Grève chez Domidom : « Nous ne voulons pas travailler à perte »

Dix salariées de l’agence de services et d’aide à domicile Domidom (qui appartient au groupe Orpea), à Caen (Calvados), sont en grève depuis le 18 octobre. Le point sur leurs revendications avec Séverine Marotel, auxiliaire de vie et référente qualité.

Actualités sociales hebdomadaires - Pour quelles raisons avez-vous entamé une grève depuis le 18 octobre ?

Séverine Marotel : La première des revendications est une hausse des salaires. Nous ne sommes concernées par aucune des dernières mesures prises : nous n'avons toujours pas touché la prime Covid et nous sommes exclues du Ségur de la santé et de l'avenant 43. Quel que soit notre grade (du niveau 1 à 4), que nous ayons un diplôme ou non, de l’expérience ou non, nous sommes toutes à 11,07 euros de l’heure, soit 1 309 euros nets par mois. Et tout cela alors que nous travaillons de 7h00 à 21h00, les week-end et jours fériés. Nous demandons donc une augmentation de 20%, soit 1 500 euros nets par mois. Nous réclamons aussi une revalorisation de l'indemnité de frais kilométriques. Actuellement, elle est de 31 centimes d’euros mais seule la distance parcourue entre deux bénéficiaires est remboursée. Les kilomètres de notre domicile à celui du premier bénéficiaire ne sont pas défrayés, et inversement pour le dernier bénéficiaire

Vous devez donc payer de votre poche...

Oui, et nous avons encore trop de frais. En plus de l’essence, nous prenons à notre charge l’entretien des véhicules, les paniers-repas ou encore les stationnements (un euro de l'heure). A la fin du mois, il faut faire des choix, et c'est souvent l'horodateur qui saute, avec le risque de prendre une amende de 33 euros. C’est pourquoi nous voulons une prime de panier-repas de 10 euros, une majoration des heures supplémentaires à 25% contre 10% actuellement. Nous souhaitons aussi que l'employeur finance une prévoyance collective car, actuellement, nous ne sommes pas couvertes en cas d'accident de travail. Enfin, nous demandons un 13ème mois ou une prime d’assiduité.

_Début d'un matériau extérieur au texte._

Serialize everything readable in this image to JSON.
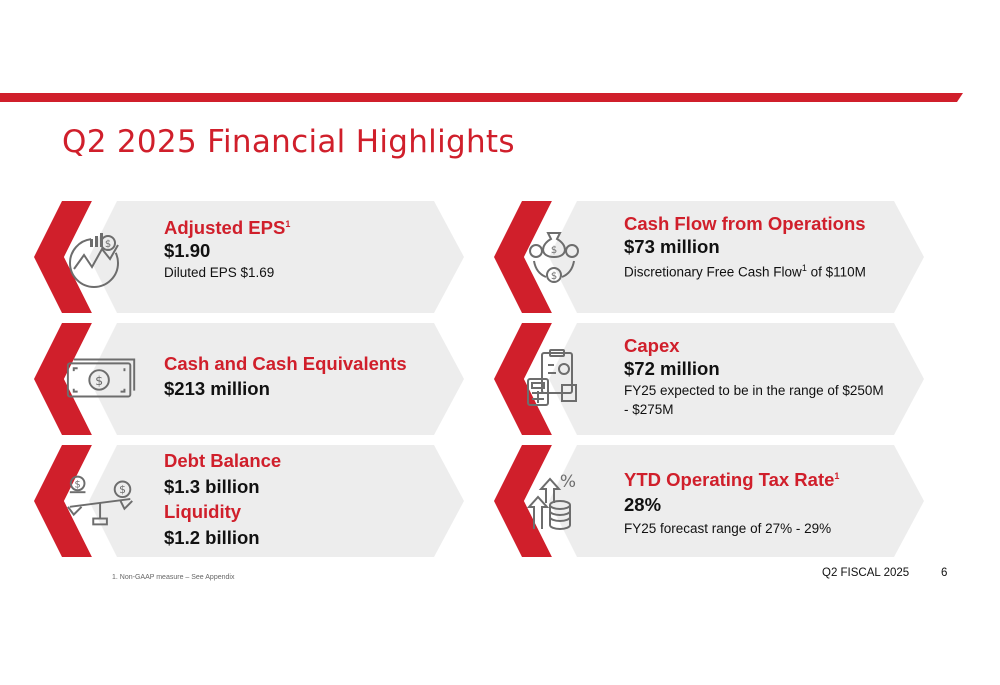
{
  "slide": {
    "title": "Q2 2025 Financial Highlights",
    "accent_color": "#d01f2b",
    "card_bg_color": "#ededed",
    "icon_color": "#6d6d6d"
  },
  "cards": [
    {
      "icon": "growth-chart-icon",
      "heading": "Adjusted EPS",
      "heading_sup": "1",
      "value": "$1.90",
      "sub": "Diluted EPS $1.69"
    },
    {
      "icon": "money-cycle-icon",
      "heading": "Cash Flow from Operations",
      "value": "$73 million",
      "sub_pre": "Discretionary Free Cash Flow",
      "sub_sup": "1",
      "sub_post": " of $110M"
    },
    {
      "icon": "cash-bills-icon",
      "heading": "Cash and Cash Equivalents",
      "value": "$213 million"
    },
    {
      "icon": "clipboard-calculator-icon",
      "heading": "Capex",
      "value": "$72 million",
      "sub": "FY25 expected to be in the range of $250M - $275M"
    },
    {
      "icon": "balance-scale-icon",
      "heading": "Debt Balance",
      "value": "$1.3 billion",
      "heading2": "Liquidity",
      "value2": "$1.2 billion"
    },
    {
      "icon": "percent-coins-icon",
      "heading": "YTD Operating Tax Rate",
      "heading_sup": "1",
      "value": "28%",
      "sub": "FY25 forecast range of 27% - 29%"
    }
  ],
  "footer": {
    "footnote": "1. Non-GAAP measure – See Appendix",
    "label": "Q2 FISCAL 2025",
    "page": "6"
  }
}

Où en êtes-vous des négociations avec votre direction ?

En fin de semaine dernière, nous avons eu des premières propositions. Si elles vont dans le bon sens avec une revalorisation des frais kilométriques à 45 centimes d’euros, pour le reste elles sont largement insuffisantes. Les salaires passeraient à 11,11 euros de l’heure pour le niveau 1, 11,20 euros pour le niveau 2, 11,42 euros pour le niveau 3 et 11,69 euros pour le niveau 4, soit des hausses de 1 à 5%. Nous sommes donc très loin de nos revendications. Pour se justifier, la direction assure que les caisses sont vides. Concernant la prévoyance, notre employeur doit discuter avec des assureurs. Le temps de la négociation, elle ne pourrait être mis en place qu’à la fin du premier semestre 2023. Par ailleurs, la direction estime qu’il n’est pas de son ressort de nous accorder des paniers-repas mais que cela doit être négocié au sein du CSE. Nous n'avons pas eu de réponse sur le paiement des heures supplémentaires à 25% tout comme le 13ème mois.

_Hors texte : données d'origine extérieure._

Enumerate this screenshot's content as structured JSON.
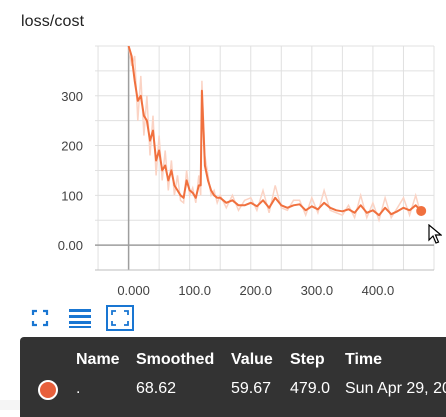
{
  "card": {
    "title": "loss/cost"
  },
  "chart_data": {
    "type": "line",
    "title": "loss/cost",
    "xlabel": "",
    "ylabel": "",
    "xlim": [
      -55,
      500
    ],
    "ylim": [
      -50,
      400
    ],
    "x_ticks": [
      {
        "value": 0,
        "label": "0.000"
      },
      {
        "value": 100,
        "label": "100.0"
      },
      {
        "value": 200,
        "label": "200.0"
      },
      {
        "value": 300,
        "label": "300.0"
      },
      {
        "value": 400,
        "label": "400.0"
      }
    ],
    "y_ticks": [
      {
        "value": 0,
        "label": "0.00"
      },
      {
        "value": 100,
        "label": "100"
      },
      {
        "value": 200,
        "label": "200"
      },
      {
        "value": 300,
        "label": "300"
      }
    ],
    "grid": true,
    "series": [
      {
        "color": "#f0703e",
        "raw_color": "#fbd3c4",
        "x": [
          0,
          5,
          10,
          15,
          20,
          25,
          30,
          35,
          40,
          45,
          50,
          55,
          60,
          65,
          70,
          75,
          80,
          85,
          90,
          95,
          100,
          105,
          110,
          115,
          118,
          120,
          125,
          130,
          135,
          140,
          145,
          150,
          160,
          170,
          180,
          190,
          200,
          210,
          220,
          230,
          240,
          250,
          260,
          270,
          280,
          290,
          300,
          310,
          320,
          330,
          340,
          350,
          360,
          370,
          380,
          390,
          400,
          410,
          420,
          430,
          440,
          450,
          460,
          470,
          479
        ],
        "smoothed": [
          400,
          380,
          330,
          290,
          300,
          260,
          250,
          210,
          230,
          170,
          190,
          150,
          160,
          130,
          150,
          120,
          110,
          100,
          95,
          130,
          110,
          105,
          95,
          120,
          120,
          310,
          160,
          130,
          110,
          100,
          95,
          95,
          85,
          90,
          80,
          80,
          85,
          78,
          90,
          75,
          95,
          80,
          75,
          80,
          82,
          70,
          78,
          72,
          85,
          75,
          70,
          68,
          72,
          65,
          80,
          65,
          70,
          60,
          75,
          62,
          68,
          75,
          70,
          80,
          68.62
        ],
        "raw": [
          400,
          360,
          380,
          250,
          340,
          220,
          300,
          180,
          260,
          140,
          220,
          130,
          190,
          110,
          170,
          100,
          140,
          90,
          85,
          150,
          100,
          115,
          85,
          140,
          100,
          330,
          180,
          140,
          100,
          110,
          85,
          100,
          75,
          100,
          70,
          90,
          95,
          70,
          110,
          65,
          120,
          75,
          70,
          90,
          90,
          60,
          95,
          65,
          110,
          70,
          65,
          60,
          80,
          55,
          100,
          55,
          85,
          50,
          95,
          55,
          75,
          95,
          60,
          100,
          59.67
        ],
        "last_point": {
          "x": 479,
          "y": 68.62
        }
      }
    ]
  },
  "toolbar": {
    "fit_icon": "fit-domain-icon",
    "log_icon": "toggle-log-scale-icon",
    "zoom_icon": "zoom-selection-icon"
  },
  "tooltip": {
    "headers": {
      "name": "Name",
      "smoothed": "Smoothed",
      "value": "Value",
      "step": "Step",
      "time": "Time"
    },
    "row": {
      "name": ".",
      "smoothed": "68.62",
      "value": "59.67",
      "step": "479.0",
      "time": "Sun Apr 29, 20"
    },
    "swatch_color": "#e8603c"
  }
}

Après presque un mois de grève, comment envisagez-vous la suite ?

Nous avons échangé avec la direction lundi 14 novembre, rien n'a évolué. Nous continuons donc le mouvement. Nous réfléchissons à une éventuelle saisine des prudhommes afin de faire valoir nos droits. Mais la situation nous désole, nous ne voulions pas en arriver là. C’est juste que nous n'en pouvons plus. Nous aimons notre métier mais nous ne voulons pas travailler à perte. Nous sommes en souffrance. Certaines personnes sont en arrêt parce qu'à la fin du mois elles n'ont plus les moyens de remplir leur réservoir d'essence. Ce n’est plus possible.